NYTimes
By LARRY ROHTER
Published: February 7, 2005
IO DE JANEIRO, Feb. 6 - Things have been going so badly for Gen. Augusto Pinochet recently that he had rare grounds for satisfaction when a Chilean court last month ordered him released from house arrest. But his lawyers then had a new complaint: because his assets had been frozen in connection with another inquiry, he could not afford to post the required bond, they said.
Increasingly, General Pinochet finds himself entangled in a spider's web of interlocking investigations. Over the past few days, signs of progress have been registered in three different cases against him, and there is also the threat of a fourth complaint that would further tie up the ailing, 89-year-old former dictator's time and money.
When he was first detained in London in 1998 and his possible extradition to stand trial in Spain was being argued, human rights groups "used to say there was no chance he would ever be brought to trial in Chile because he was sacrosanct," recalled Sebastian Brett, the Chile representative of Human Rights Watch. "But now look at him. He's facing trouble on every front."
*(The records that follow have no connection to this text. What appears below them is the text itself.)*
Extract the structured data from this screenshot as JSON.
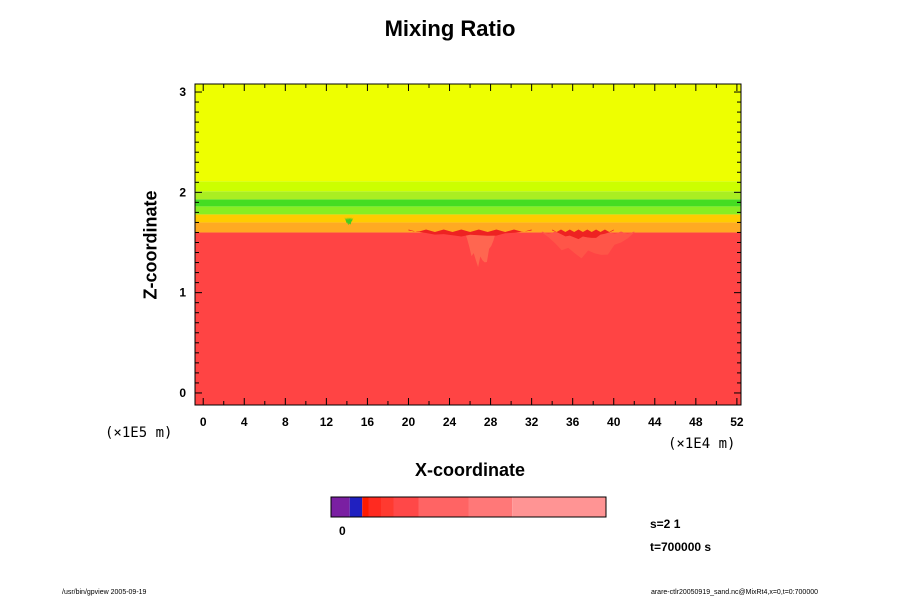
{
  "chart_data": {
    "type": "heatmap",
    "title": "Mixing Ratio",
    "xlabel": "X-coordinate",
    "ylabel": "Z-coordinate",
    "x_unit": "(×1E4 m)",
    "y_unit": "(×1E5 m)",
    "x_ticks": [
      0,
      4,
      8,
      12,
      16,
      20,
      24,
      28,
      32,
      36,
      40,
      44,
      48,
      52
    ],
    "y_ticks": [
      0,
      1,
      2,
      3
    ],
    "xlim": [
      -0.8,
      52.4
    ],
    "ylim": [
      -0.12,
      3.08
    ],
    "layers": [
      {
        "z_bottom": -0.12,
        "z_top": 1.6,
        "color": "#ff4444"
      },
      {
        "z_bottom": 1.6,
        "z_top": 1.7,
        "color": "#ffaa22"
      },
      {
        "z_bottom": 1.7,
        "z_top": 1.78,
        "color": "#ffcc00"
      },
      {
        "z_bottom": 1.78,
        "z_top": 1.86,
        "color": "#88ee22"
      },
      {
        "z_bottom": 1.86,
        "z_top": 1.93,
        "color": "#44dd22"
      },
      {
        "z_bottom": 1.93,
        "z_top": 2.01,
        "color": "#aaee22"
      },
      {
        "z_bottom": 2.01,
        "z_top": 2.11,
        "color": "#ccff00"
      },
      {
        "z_bottom": 2.11,
        "z_top": 3.08,
        "color": "#eeff00"
      }
    ],
    "features": [
      {
        "x": [
          25.5,
          28.5
        ],
        "z": [
          1.2,
          1.6
        ],
        "color": "#ff6650"
      },
      {
        "x": [
          33,
          42
        ],
        "z": [
          1.3,
          1.6
        ],
        "color": "#ff5548"
      },
      {
        "x": [
          20,
          32
        ],
        "z": [
          1.55,
          1.62
        ],
        "color": "#ee2222"
      },
      {
        "x": [
          34,
          40
        ],
        "z": [
          1.52,
          1.62
        ],
        "color": "#ee2222"
      },
      {
        "x": [
          13.8,
          14.6
        ],
        "z": [
          1.66,
          1.74
        ],
        "color": "#44cc22"
      }
    ],
    "colorbar": {
      "label": "0",
      "colors": [
        "#7a1fa2",
        "#2020c0",
        "#ff1a00",
        "#ff2a20",
        "#ff3a30",
        "#ff4848",
        "#ff6464",
        "#ff7878",
        "#ff9494"
      ],
      "widths": [
        3,
        2,
        1,
        2,
        2,
        4,
        8,
        7,
        15
      ]
    }
  },
  "info": {
    "s": "s=2 1",
    "t": "t=700000 s"
  },
  "footer": {
    "left": "/usr/bin/gpview 2005-09-19",
    "right": "arare-ctlr20050919_sand.nc@MixRt4,x=0,t=0:700000"
  }
}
At the moment, General Pinochet seems most vulnerable over having lost his immunity from prosecution in the investigation into the assassination of Gen. Carlos Prats, a predecessor as commander of the Chilean Army. General Prats and his wife were killed in Buenos Aires in 1974, and the prime suspect has always been the secret police force that General Pinochet created shortly after seizing power on Sept. 11, 1973.